Durant notre scolarité, nous avons tous rencontré de bons et de mauvais pédagogues, indépendamment de la matière enseignée. Nous avons également tous croisé des enseignants ou formateurs dont l’expertise et l’attitude ont été déterminantes, même si nous ne nous en rendons pas toujours compte immédiatement.

C’est l’un des plaisirs immédiats de l’enseignement : l’interaction directe avec son auditoire à travers l’objet de la transmission, quand on sent que les notions sont comprises intimement et mises en œuvre sur le champ. C’est évidemment moins le cas pour nos collègues qui partagent leurs connaissances techniques et esthétiques via internet, où les retours ne sont pas rares mais pas systématiques, et dans tous les cas différés.
Peut-être qu’entrer en contact avec le goût d’enseigner donne le goût d’apprendre, et pour certain.e.s d’entre nous le goût de transmettre à notre tour. Le cadre propice se présente alors le moment venu… Gardons en tête que notre métier se passe essentiellement sur des plateaux et derrière un œilleton.

Un mot sur l’apprentissage en autodidacte, sujet que je connais bien : être autodidacte peut résulter d’un choix ou d’une situation, notamment si intégrer un cursus très sélectif ou coûteux n’a pas été envisageable, ou encore lors d’une réorientation professionnelle.

Cela demande alors de mobiliser toutes ses ressources et son énergie pour transformer chaque expérience en leçon, pour apprendre et, surtout, évoluer. Notre secteur professionnel regorge de ces individus formés par leur propre détermination et le hasard des heureuses rencontres.

Formation continue

La majorité des personnes interrogées continuent de se former dans notre secteur professionnel, sur le matériel principalement mais aussi à des outils de post-production, et dans une moindre mesure à d’autres métiers de notre secteur: réalisation, montage, scénario…

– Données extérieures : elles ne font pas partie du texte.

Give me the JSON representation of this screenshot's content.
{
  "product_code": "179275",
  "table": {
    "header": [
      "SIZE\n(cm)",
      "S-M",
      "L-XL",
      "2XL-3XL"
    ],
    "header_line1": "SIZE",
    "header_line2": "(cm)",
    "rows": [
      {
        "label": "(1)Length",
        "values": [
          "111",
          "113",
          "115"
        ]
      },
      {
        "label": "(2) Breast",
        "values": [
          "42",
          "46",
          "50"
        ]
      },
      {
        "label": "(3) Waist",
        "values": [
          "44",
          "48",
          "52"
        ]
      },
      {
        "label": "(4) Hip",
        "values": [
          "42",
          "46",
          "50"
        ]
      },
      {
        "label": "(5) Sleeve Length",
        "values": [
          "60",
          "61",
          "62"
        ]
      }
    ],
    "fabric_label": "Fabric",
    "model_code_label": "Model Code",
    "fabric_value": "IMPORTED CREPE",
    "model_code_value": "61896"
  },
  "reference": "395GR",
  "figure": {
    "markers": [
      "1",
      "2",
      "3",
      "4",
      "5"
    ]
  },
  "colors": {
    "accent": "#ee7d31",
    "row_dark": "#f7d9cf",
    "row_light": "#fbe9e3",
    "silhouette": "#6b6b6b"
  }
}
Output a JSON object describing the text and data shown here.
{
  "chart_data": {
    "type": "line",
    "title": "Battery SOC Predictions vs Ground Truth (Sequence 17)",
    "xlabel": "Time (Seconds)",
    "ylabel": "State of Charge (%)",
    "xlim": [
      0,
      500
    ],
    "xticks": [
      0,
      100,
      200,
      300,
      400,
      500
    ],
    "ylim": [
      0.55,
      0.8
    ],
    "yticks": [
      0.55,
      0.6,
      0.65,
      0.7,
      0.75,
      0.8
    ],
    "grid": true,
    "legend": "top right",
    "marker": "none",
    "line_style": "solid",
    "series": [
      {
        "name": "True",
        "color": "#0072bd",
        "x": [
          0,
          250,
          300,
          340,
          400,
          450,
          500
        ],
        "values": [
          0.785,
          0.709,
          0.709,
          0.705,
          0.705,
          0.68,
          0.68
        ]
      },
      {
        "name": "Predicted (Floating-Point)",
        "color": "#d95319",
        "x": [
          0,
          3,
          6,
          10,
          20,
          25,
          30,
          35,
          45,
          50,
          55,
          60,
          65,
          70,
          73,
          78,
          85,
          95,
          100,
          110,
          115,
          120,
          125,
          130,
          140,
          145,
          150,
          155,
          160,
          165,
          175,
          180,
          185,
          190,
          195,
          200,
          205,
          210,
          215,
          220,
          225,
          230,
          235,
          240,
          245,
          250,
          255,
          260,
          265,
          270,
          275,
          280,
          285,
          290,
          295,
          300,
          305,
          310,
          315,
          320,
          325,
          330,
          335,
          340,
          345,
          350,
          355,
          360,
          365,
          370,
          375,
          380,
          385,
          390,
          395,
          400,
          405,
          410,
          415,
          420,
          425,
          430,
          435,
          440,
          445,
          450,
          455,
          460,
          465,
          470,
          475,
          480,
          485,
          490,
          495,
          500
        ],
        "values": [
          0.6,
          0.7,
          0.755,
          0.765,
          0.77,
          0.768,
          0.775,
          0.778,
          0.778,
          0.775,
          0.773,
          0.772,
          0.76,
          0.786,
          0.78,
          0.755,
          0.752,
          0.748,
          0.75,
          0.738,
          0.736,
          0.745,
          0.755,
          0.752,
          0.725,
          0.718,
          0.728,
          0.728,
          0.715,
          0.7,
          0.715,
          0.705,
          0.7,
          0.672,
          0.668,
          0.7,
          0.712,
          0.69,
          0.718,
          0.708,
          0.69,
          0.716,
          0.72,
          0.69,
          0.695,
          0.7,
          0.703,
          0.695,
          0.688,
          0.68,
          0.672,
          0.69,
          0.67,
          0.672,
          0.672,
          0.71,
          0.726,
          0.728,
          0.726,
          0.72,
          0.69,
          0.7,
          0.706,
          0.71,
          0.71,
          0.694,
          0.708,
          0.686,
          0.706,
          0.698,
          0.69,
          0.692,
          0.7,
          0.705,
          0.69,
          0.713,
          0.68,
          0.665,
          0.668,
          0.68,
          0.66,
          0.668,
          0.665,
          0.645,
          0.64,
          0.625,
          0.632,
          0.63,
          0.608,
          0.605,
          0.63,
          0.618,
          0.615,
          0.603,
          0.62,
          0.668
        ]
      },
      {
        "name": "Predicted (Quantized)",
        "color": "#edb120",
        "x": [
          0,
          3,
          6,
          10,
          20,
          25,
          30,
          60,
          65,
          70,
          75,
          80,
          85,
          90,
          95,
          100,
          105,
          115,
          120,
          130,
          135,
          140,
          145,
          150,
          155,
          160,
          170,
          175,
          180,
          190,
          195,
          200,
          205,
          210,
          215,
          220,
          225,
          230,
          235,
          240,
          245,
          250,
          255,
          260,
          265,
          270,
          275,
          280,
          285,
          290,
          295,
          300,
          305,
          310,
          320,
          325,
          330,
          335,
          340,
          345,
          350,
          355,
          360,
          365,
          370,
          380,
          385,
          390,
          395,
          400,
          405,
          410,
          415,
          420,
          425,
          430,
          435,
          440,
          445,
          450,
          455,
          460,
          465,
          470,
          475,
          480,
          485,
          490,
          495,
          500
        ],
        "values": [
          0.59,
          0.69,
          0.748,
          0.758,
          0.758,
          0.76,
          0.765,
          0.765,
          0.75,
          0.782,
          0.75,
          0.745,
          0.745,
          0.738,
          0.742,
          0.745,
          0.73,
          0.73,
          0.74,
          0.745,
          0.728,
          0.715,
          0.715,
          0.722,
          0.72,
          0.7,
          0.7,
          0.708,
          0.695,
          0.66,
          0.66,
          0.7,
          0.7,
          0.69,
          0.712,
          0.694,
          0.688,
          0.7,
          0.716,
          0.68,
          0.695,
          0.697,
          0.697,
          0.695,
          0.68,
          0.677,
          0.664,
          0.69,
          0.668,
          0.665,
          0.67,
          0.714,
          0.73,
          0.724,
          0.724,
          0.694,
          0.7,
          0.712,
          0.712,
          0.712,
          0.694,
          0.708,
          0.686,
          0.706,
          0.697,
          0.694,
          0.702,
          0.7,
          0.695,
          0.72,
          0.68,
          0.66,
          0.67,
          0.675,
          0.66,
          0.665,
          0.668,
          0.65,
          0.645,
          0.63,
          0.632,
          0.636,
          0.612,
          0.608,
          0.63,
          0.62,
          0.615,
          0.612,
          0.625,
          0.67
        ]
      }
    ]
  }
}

Il est difficile de déterminer si les formateurs se forment davantage que leurs homologues non formateurs. Cependant, on peut supposer qu’ils sont informés des dispositifs de formation professionnelle, car nombre d’établissements d’enseignement initial où ils interviennent étendent leur offre destinée aux professionnels actifs.

Au-delà de l’acquisition de nouvelles techniques ou de la familiarisation avec de nouveaux outils, le temps de formation est également un moment d’introspection. Parfois, le désir de se former découle d’une prise de conscience personnelle ou d’une période de stagnation professionnelle. C’est aussi une opportunité pour des rencontres professionnelles en dehors d’un cadre de « travail » traditionnel.

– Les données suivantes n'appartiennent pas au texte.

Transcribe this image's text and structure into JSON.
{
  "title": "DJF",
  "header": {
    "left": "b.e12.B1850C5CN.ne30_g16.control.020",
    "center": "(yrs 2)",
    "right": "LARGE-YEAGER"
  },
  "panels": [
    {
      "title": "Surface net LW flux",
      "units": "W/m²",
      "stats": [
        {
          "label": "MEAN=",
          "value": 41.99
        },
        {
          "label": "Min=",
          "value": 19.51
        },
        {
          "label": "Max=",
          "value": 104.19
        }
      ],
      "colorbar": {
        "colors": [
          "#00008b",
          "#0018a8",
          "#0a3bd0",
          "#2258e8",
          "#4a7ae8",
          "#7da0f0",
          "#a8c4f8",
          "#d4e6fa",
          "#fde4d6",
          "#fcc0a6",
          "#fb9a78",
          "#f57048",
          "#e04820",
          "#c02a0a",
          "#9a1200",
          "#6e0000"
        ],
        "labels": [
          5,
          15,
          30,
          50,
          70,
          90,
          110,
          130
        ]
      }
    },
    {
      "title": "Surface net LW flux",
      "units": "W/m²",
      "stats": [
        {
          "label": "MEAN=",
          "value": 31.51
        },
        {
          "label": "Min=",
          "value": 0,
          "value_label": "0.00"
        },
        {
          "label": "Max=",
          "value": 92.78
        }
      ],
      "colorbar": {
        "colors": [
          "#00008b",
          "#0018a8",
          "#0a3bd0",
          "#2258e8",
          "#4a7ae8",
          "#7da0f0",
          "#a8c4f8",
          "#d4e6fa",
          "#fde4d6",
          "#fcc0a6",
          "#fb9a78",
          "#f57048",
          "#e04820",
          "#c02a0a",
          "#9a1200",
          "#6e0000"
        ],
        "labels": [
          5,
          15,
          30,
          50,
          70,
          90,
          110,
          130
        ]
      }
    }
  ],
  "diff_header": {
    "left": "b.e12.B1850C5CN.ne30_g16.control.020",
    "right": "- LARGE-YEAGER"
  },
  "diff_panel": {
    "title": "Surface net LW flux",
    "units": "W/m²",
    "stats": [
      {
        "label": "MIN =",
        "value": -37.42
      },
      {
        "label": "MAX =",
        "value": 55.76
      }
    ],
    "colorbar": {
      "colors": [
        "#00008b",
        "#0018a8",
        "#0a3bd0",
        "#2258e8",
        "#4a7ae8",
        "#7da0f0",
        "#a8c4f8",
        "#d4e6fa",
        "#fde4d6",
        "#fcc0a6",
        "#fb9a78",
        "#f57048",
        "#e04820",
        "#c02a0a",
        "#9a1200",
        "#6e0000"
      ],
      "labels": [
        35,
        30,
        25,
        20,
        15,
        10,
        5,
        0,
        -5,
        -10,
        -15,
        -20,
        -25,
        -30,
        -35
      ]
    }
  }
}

Je souhaiterais rappeler ici que la formation continue est un droit et que chaque salarié.e peut en bénéficier.

Interactions

Lors des cours, des TP, des stages, les étudiants et stagiaires viennent avec leurs expériences, leurs pratiques, leurs sensibilités, leurs désirs. Les écouter me semble toujours un moment précieux, qui permet de faire connaissance avec des personnalités, en devenir ou déjà bien affirmées. Il y a parfois un peu d’appréhension, mais aussi de l’enthousiasme, de la liberté, de la fraîcheur dans la façon d’aborder les problématiques techniques et artistiques.
Sur ce point, la formation continue a cela de particulier qu’elle peut nous mettre en contact avec des professionnels confirmés, dont le regard est la plupart du temps déjà aguerri, ce qui ouvre de nouveaux horizons.

Ces rencontres m’ont souvent amené à faire évoluer ma propre approche pédagogique, parce que je trouve stimulant de chercher à améliorer le format de mes interventions. Mais aussi parce que d’une certaine manière, les pratiques de production visuelle évoluent et nos étudiants et stagiaires avec.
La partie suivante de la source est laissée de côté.